Poi di colpo si alzò e si diresse al bar. Rimase giusto due minuti al banco quindi si voltò e si diresse all'uscita, ma ebbe tempo di dirmi qualcosa e dandomi del tu, con tutto i sarcasmo possibile.
«Beviti un caffè, è pagato». Detto questo si stropicciò i capelli e corse via. Io mi alzai di scatto ma quello già era distante. Gli urlai dietro.
«Senti luogotenente dei miei stivali, prima o poi ci rivedremo e ti spiaccicherò al muro con questa sedia».
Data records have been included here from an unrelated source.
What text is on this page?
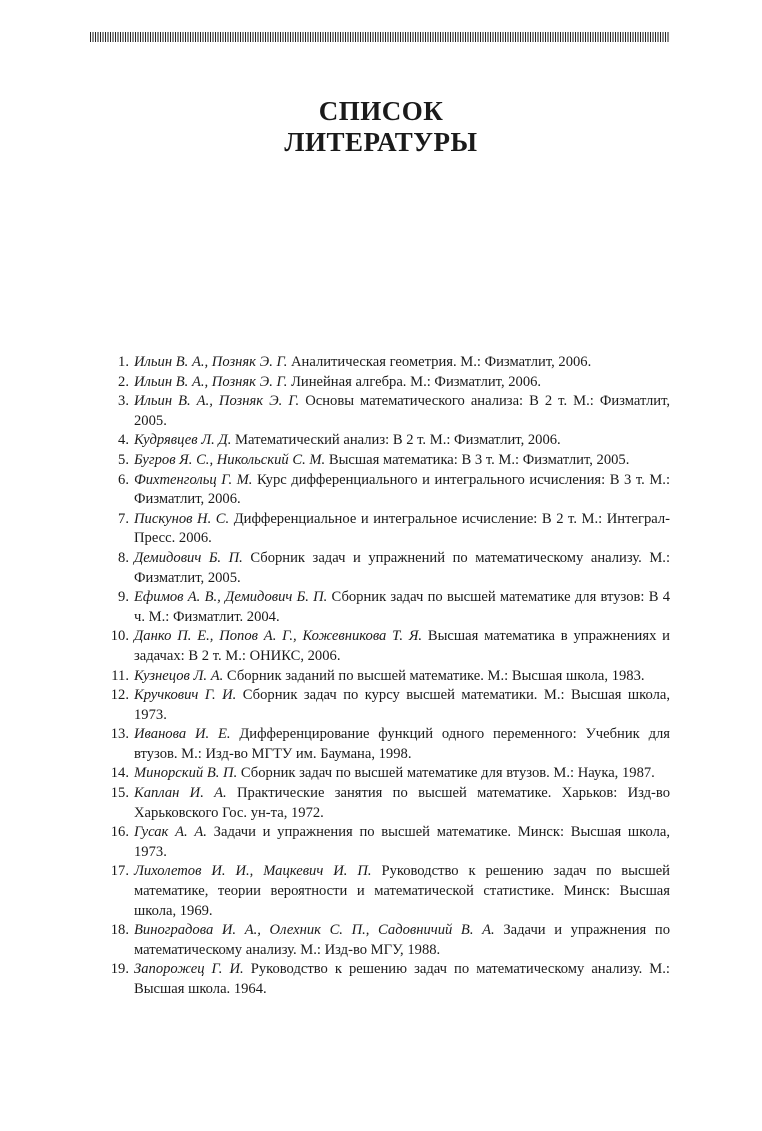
СПИСОК
ЛИТЕРАТУРЫ
1. Ильин В. А., Позняк Э. Г. Аналитическая геометрия. М.: Физматлит, 2006.
2. Ильин В. А., Позняк Э. Г. Линейная алгебра. М.: Физматлит, 2006.
3. Ильин В. А., Позняк Э. Г. Основы математического анализа: В 2 т. М.: Физматлит, 2005.
4. Кудрявцев Л. Д. Математический анализ: В 2 т. М.: Физматлит, 2006.
5. Бугров Я. С., Никольский С. М. Высшая математика: В 3 т. М.: Физматлит, 2005.
6. Фихтенгольц Г. М. Курс дифференциального и интегрального исчисления: В 3 т. М.: Физматлит, 2006.
7. Пискунов Н. С. Дифференциальное и интегральное исчисление: В 2 т. М.: Интеграл-Пресс. 2006.
8. Демидович Б. П. Сборник задач и упражнений по математическому анализу. М.: Физматлит, 2005.
9. Ефимов А. В., Демидович Б. П. Сборник задач по высшей математике для втузов: В 4 ч. М.: Физматлит. 2004.
10. Данко П. Е., Попов А. Г., Кожевникова Т. Я. Высшая математика в упражнениях и задачах: В 2 т. М.: ОНИКС, 2006.
11. Кузнецов Л. А. Сборник заданий по высшей математике. М.: Высшая школа, 1983.
12. Кручкович Г. И. Сборник задач по курсу высшей математики. М.: Высшая школа, 1973.
13. Иванова И. Е. Дифференцирование функций одного переменного: Учебник для втузов. М.: Изд-во МГТУ им. Баумана, 1998.
14. Минорский В. П. Сборник задач по высшей математике для втузов. М.: Наука, 1987.
15. Каплан И. А. Практические занятия по высшей математике. Харьков: Изд-во Харьковского Гос. ун-та, 1972.
16. Гусак А. А. Задачи и упражнения по высшей математике. Минск: Высшая школа, 1973.
17. Лихолетов И. И., Мацкевич И. П. Руководство к решению задач по высшей математике, теории вероятности и математической статистике. Минск: Высшая школа, 1969.
18. Виноградова И. А., Олехник С. П., Садовничий В. А. Задачи и упражнения по математическому анализу. М.: Изд-во МГУ, 1988.
19. Запорожец Г. И. Руководство к решению задач по математическому анализу. М.: Высшая школа. 1964.
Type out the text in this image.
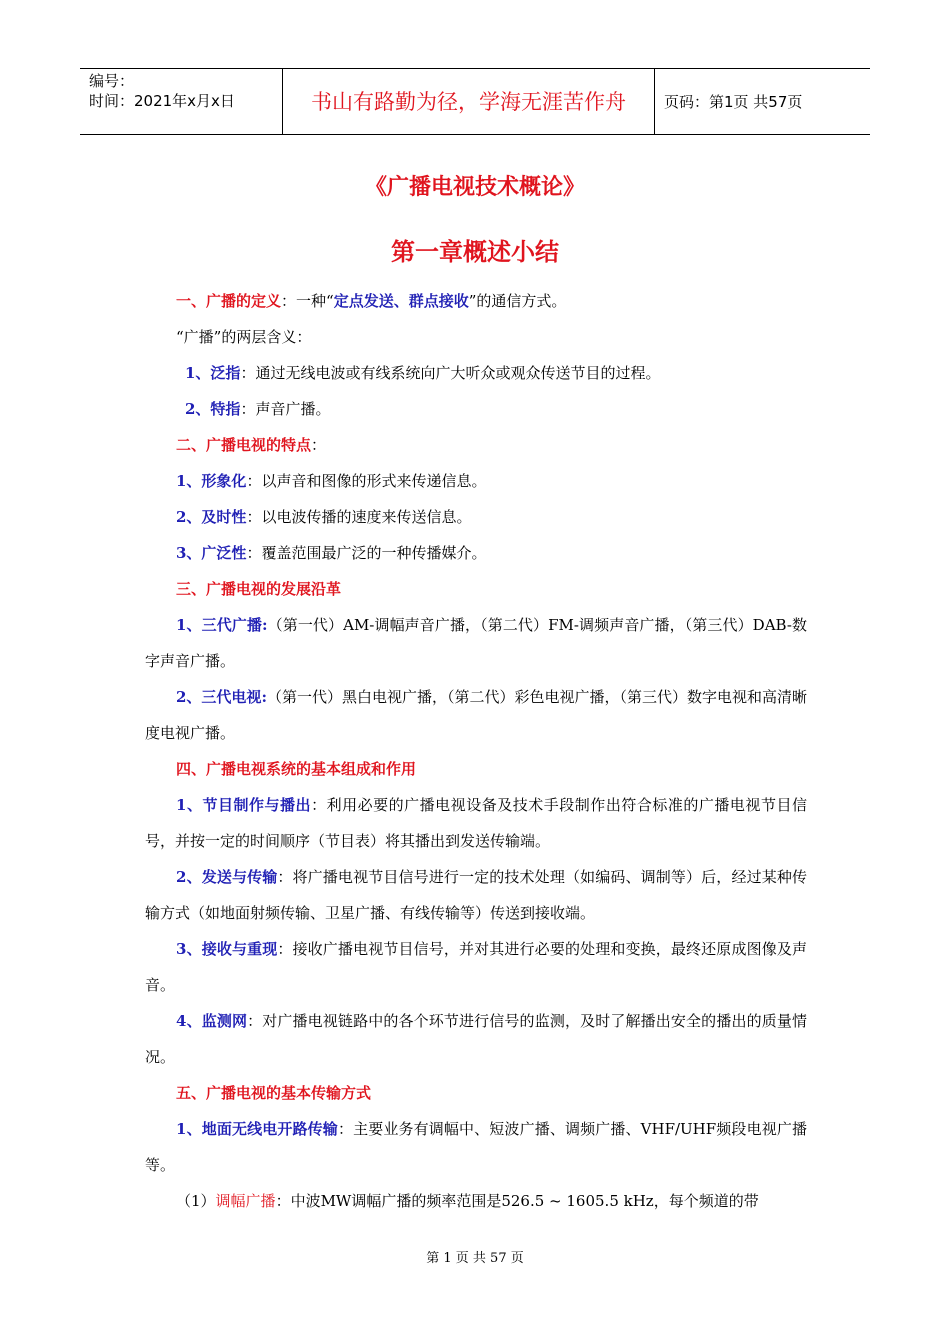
编号：
时间：2021年x月x日	书山有路勤为径，学海无涯苦作舟	页码：第1页 共57页
《广播电视技术概论》
第一章概述小结

一、广播的定义：一种“定点发送、群点接收”的通信方式。

“广播”的两层含义：

1、泛指：通过无线电波或有线系统向广大听众或观众传送节目的过程。

2、特指：声音广播。

二、广播电视的特点：

1、形象化：以声音和图像的形式来传递信息。

2、及时性：以电波传播的速度来传送信息。

3、广泛性：覆盖范围最广泛的一种传播媒介。

三、广播电视的发展沿革

1、三代广播:（第一代）AM-调幅声音广播，（第二代）FM-调频声音广播，（第三代）DAB-数字声音广播。

2、三代电视:（第一代）黑白电视广播，（第二代）彩色电视广播，（第三代）数字电视和高清晰度电视广播。

四、广播电视系统的基本组成和作用

1、节目制作与播出：利用必要的广播电视设备及技术手段制作出符合标准的广播电视节目信号，并按一定的时间顺序（节目表）将其播出到发送传输端。

2、发送与传输：将广播电视节目信号进行一定的技术处理（如编码、调制等）后，经过某种传输方式（如地面射频传输、卫星广播、有线传输等）传送到接收端。

3、接收与重现：接收广播电视节目信号，并对其进行必要的处理和变换，最终还原成图像及声音。

4、监测网：对广播电视链路中的各个环节进行信号的监测，及时了解播出安全的播出的质量情况。

五、广播电视的基本传输方式

1、地面无线电开路传输：主要业务有调幅中、短波广播、调频广播、VHF/UHF频段电视广播等。

（1）调幅广播：中波MW调幅广播的频率范围是526.5 ~ 1605.5 kHz，每个频道的带

第 1 页 共 57 页
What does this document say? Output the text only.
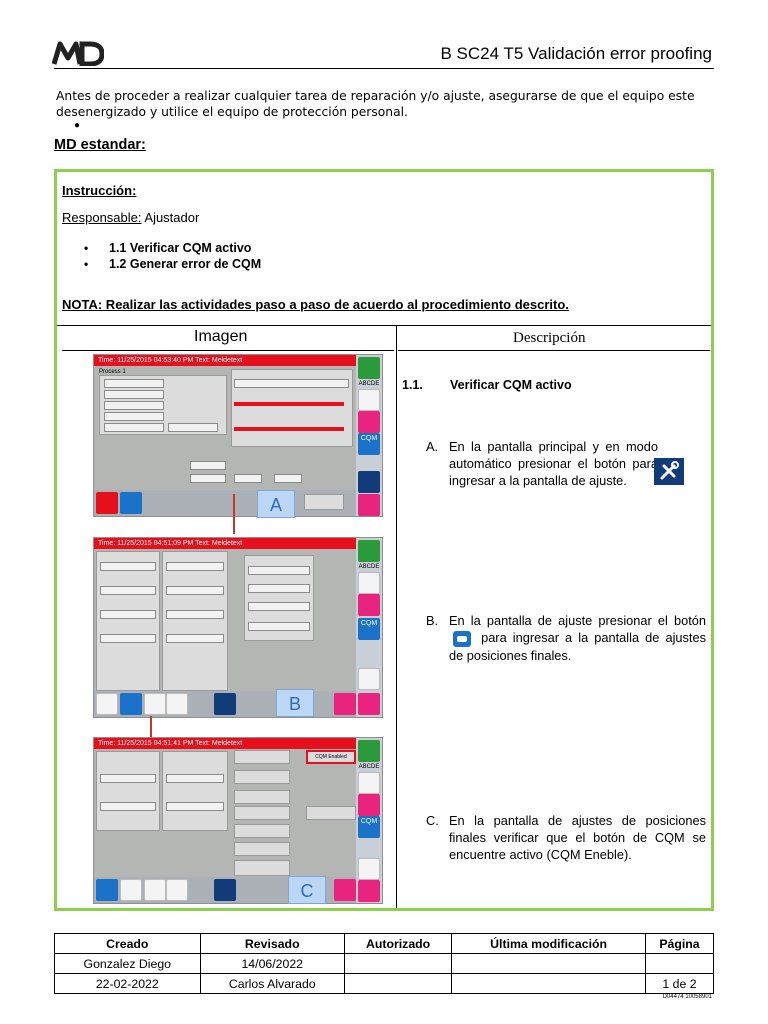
B SC24 T5 Validación error proofing
Antes de proceder a realizar cualquier tarea de reparación y/o ajuste, asegurarse de que el equipo este desenergizado y utilice el equipo de protección personal.
●
MD estandar:
Instrucción:
Responsable: Ajustador
• 1.1 Verificar CQM activo
• 1.2 Generar error de CQM
NOTA: Realizar las actividades paso a paso de acuerdo al procedimiento descrito.
Imagen	Descripción
Time: 11/25/2015 04:53:40 PM Text: Meldetext
ABCDE
CQM
Process 1
A
Time: 11/25/2015 04:51:09 PM Text: Meldetext
ABCDE
CQM
B
Time: 11/25/2015 04:51:41 PM Text: Meldetext
ABCDE
CQM
CQM Enabled
C
1.1. Verificar CQM activo
A. En la pantalla principal y en modo automático presionar el botón para ingresar a la pantalla de ajuste.
B. En la pantalla de ajuste presionar el botón  para ingresar a la pantalla de ajustes de posiciones finales.
C. En la pantalla de ajustes de posiciones finales verificar que el botón de CQM se encuentre activo (CQM Eneble).
Creado	Revisado	Autorizado	Última modificación	Página
Gonzalez Diego	14/06/2022			
22-02-2022	Carlos Alvarado			1 de 2
D04474 10058901
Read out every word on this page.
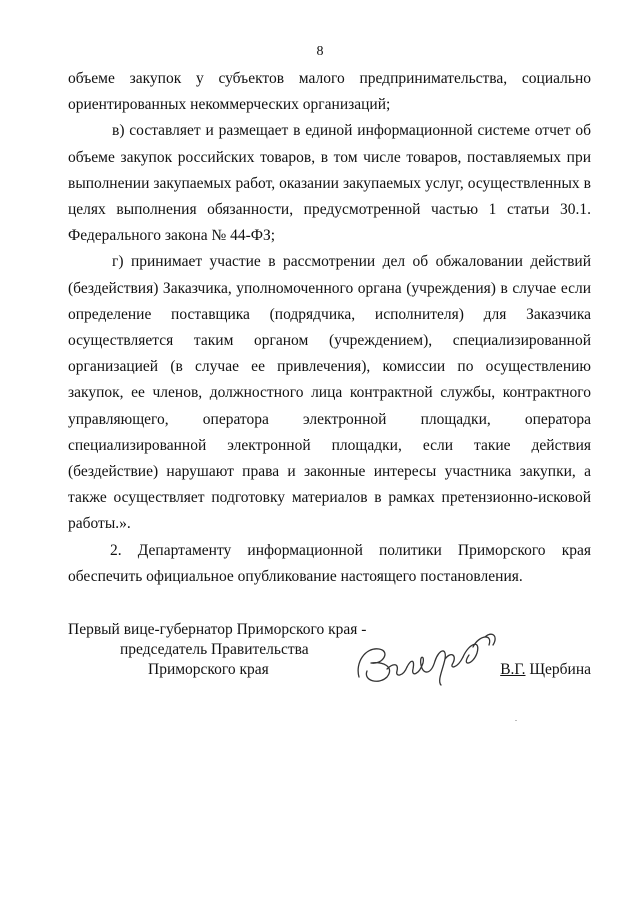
8

объеме закупок у субъектов малого предпринимательства, социально ориентированных некоммерческих организаций;

в) составляет и размещает в единой информационной системе отчет об объеме закупок российских товаров, в том числе товаров, поставляемых при выполнении закупаемых работ, оказании закупаемых услуг, осуществленных в целях выполнения обязанности, предусмотренной частью 1 статьи 30.1. Федерального закона № 44-ФЗ;

г) принимает участие в рассмотрении дел об обжаловании действий (бездействия) Заказчика, уполномоченного органа (учреждения) в случае если определение поставщика (подрядчика, исполнителя) для Заказчика осуществляется таким органом (учреждением), специализированной организацией (в случае ее привлечения), комиссии по осуществлению закупок, ее членов, должностного лица контрактной службы, контрактного управляющего, оператора электронной площадки, оператора специализированной электронной площадки, если такие действия (бездействие) нарушают права и законные интересы участника закупки, а также осуществляет подготовку материалов в рамках претензионно-исковой работы.».

2. Департаменту информационной политики Приморского края обеспечить официальное опубликование настоящего постановления.

Первый вице-губернатор Приморского края -
председатель Правительства
Приморского края	В.Г. Щербина
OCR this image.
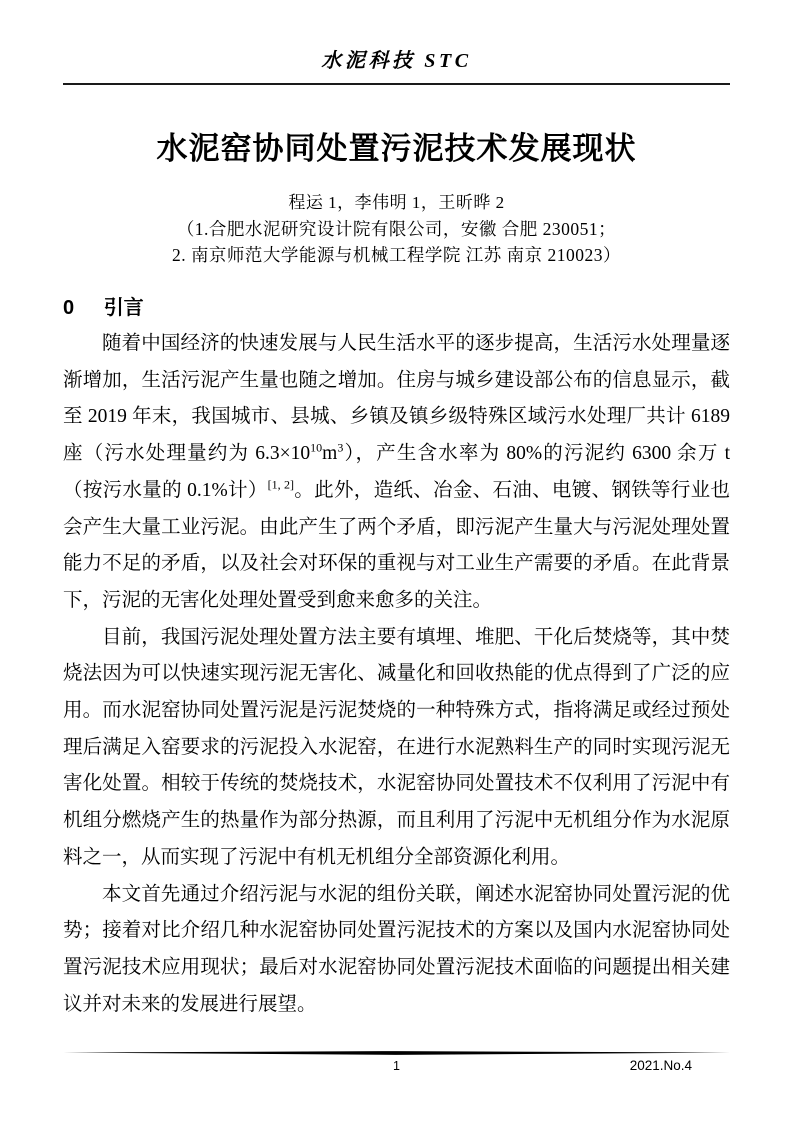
水泥科技 STC
水泥窑协同处置污泥技术发展现状
程运 1，李伟明 1，王昕晔 2
（1.合肥水泥研究设计院有限公司，安徽 合肥 230051；
2. 南京师范大学能源与机械工程学院 江苏 南京 210023）
0 引言

随着中国经济的快速发展与人民生活水平的逐步提高，生活污水处理量逐渐增加，生活污泥产生量也随之增加。住房与城乡建设部公布的信息显示，截至 2019 年末，我国城市、县城、乡镇及镇乡级特殊区域污水处理厂共计 6189 座（污水处理量约为 $6.3\times 10^{10}m^3$），产生含水率为 80%的污泥约 6300 余万 t（按污水量的 0.1%计）[1, 2]。此外，造纸、冶金、石油、电镀、钢铁等行业也会产生大量工业污泥。由此产生了两个矛盾，即污泥产生量大与污泥处理处置能力不足的矛盾，以及社会对环保的重视与对工业生产需要的矛盾。在此背景下，污泥的无害化处理处置受到愈来愈多的关注。

目前，我国污泥处理处置方法主要有填埋、堆肥、干化后焚烧等，其中焚烧法因为可以快速实现污泥无害化、减量化和回收热能的优点得到了广泛的应用。而水泥窑协同处置污泥是污泥焚烧的一种特殊方式，指将满足或经过预处理后满足入窑要求的污泥投入水泥窑，在进行水泥熟料生产的同时实现污泥无害化处置。相较于传统的焚烧技术，水泥窑协同处置技术不仅利用了污泥中有机组分燃烧产生的热量作为部分热源，而且利用了污泥中无机组分作为水泥原料之一，从而实现了污泥中有机无机组分全部资源化利用。

本文首先通过介绍污泥与水泥的组份关联，阐述水泥窑协同处置污泥的优势；接着对比介绍几种水泥窑协同处置污泥技术的方案以及国内水泥窑协同处置污泥技术应用现状；最后对水泥窑协同处置污泥技术面临的问题提出相关建议并对未来的发展进行展望。

1	2021.No.4
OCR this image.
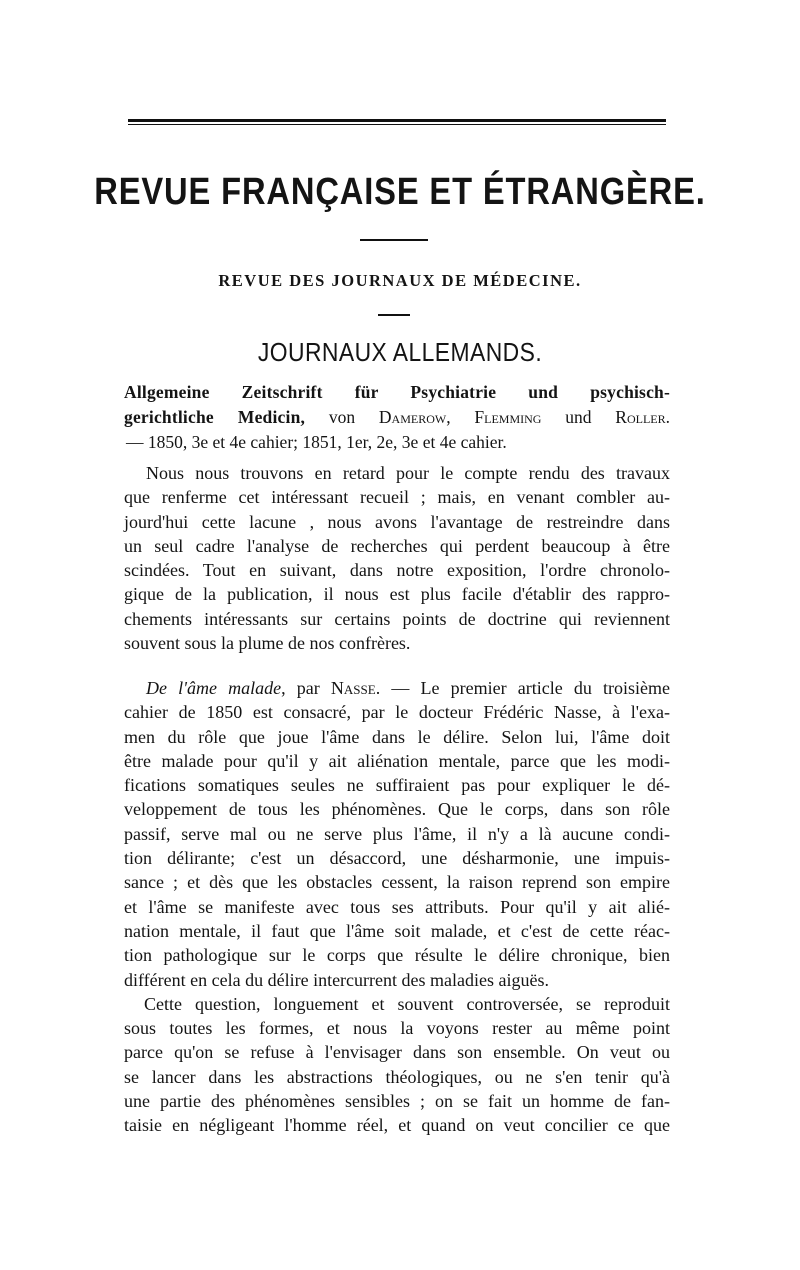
REVUE FRANÇAISE ET ÉTRANGÈRE.
REVUE DES JOURNAUX DE MÉDECINE.
JOURNAUX ALLEMANDS.
Allgemeine Zeitschrift für Psychiatrie und psychisch-
gerichtliche Medicin, von Damerow, Flemming und Roller.
— 1850, 3e et 4e cahier; 1851, 1er, 2e, 3e et 4e cahier.
Nous nous trouvons en retard pour le compte rendu des travaux
que renferme cet intéressant recueil ; mais, en venant combler au-
jourd'hui cette lacune , nous avons l'avantage de restreindre dans
un seul cadre l'analyse de recherches qui perdent beaucoup à être
scindées. Tout en suivant, dans notre exposition, l'ordre chronolo-
gique de la publication, il nous est plus facile d'établir des rappro-
chements intéressants sur certains points de doctrine qui reviennent
souvent sous la plume de nos confrères.
De l'âme malade, par Nasse. — Le premier article du troisième
cahier de 1850 est consacré, par le docteur Frédéric Nasse, à l'exa-
men du rôle que joue l'âme dans le délire. Selon lui, l'âme doit
être malade pour qu'il y ait aliénation mentale, parce que les modi-
fications somatiques seules ne suffiraient pas pour expliquer le dé-
veloppement de tous les phénomènes. Que le corps, dans son rôle
passif, serve mal ou ne serve plus l'âme, il n'y a là aucune condi-
tion délirante; c'est un désaccord, une désharmonie, une impuis-
sance ; et dès que les obstacles cessent, la raison reprend son empire
et l'âme se manifeste avec tous ses attributs. Pour qu'il y ait alié-
nation mentale, il faut que l'âme soit malade, et c'est de cette réac-
tion pathologique sur le corps que résulte le délire chronique, bien
différent en cela du délire intercurrent des maladies aiguës.
Cette question, longuement et souvent controversée, se reproduit
sous toutes les formes, et nous la voyons rester au même point
parce qu'on se refuse à l'envisager dans son ensemble. On veut ou
se lancer dans les abstractions théologiques, ou ne s'en tenir qu'à
une partie des phénomènes sensibles ; on se fait un homme de fan-
taisie en négligeant l'homme réel, et quand on veut concilier ce que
Tornai al bancone e sorseggiai il caffè, amaro. Volevo calare la pancia ed ero a dieta, anzi quasi a dieta. Ma questo sarebbe un discorso confuso e inconcludente. Non saprei come spiegarmi. Bevvi il caffè e piano piano uscii dal locale non sapendo a cosa pensare. C'erano delle priorità. Da qualche parte Billy respirava e camminava. Non sapevo dove fosse e se mi avesse mollato. Poi Roberto, poveraccio, sarebbe stato incriminato sicuramente. Avrebbe potuto avere una carriera da prete senza fazzoletti firmati e invece si era impegolato con una puttana. Anch'io ero impegolato con una puttana, ma la mia era diversa, cioè come dire che c'è una scaletta di valori anche lì, in quel settore. Insomma la mia era una puttana meno profittatrice cioè questo fatto l'ho tutto dentro e voi lettori non potete capire a meno che non vi foste innamorati anche voi di una puttana o di un gigolò. Non sono stato chiaro perchè la società è bigotta. Dovevo anche interpretare il mio sogno che sicuramente aveva un significato, ne ero certo perchè quando rientrai a casa e mi accinsi a mettermi comodo, mi venne la pelle d'oca per un fatto. Andai in cucina e mi versai una doppia Sambuca e tornai al mobiletto dove tenevo le scarpe e le ciabatte. Io non sono un contaballe, credetemi, ma mi venne da piangere. Mi ero abbassato ed ero lì inebetito a fissare tutte le mie scarpe. Ne presi una e la girai sottosopra. Ne venne fuori della sabbia e indovinate un po'? La scarpa che tenevo in mano era sportiva di colore giallo.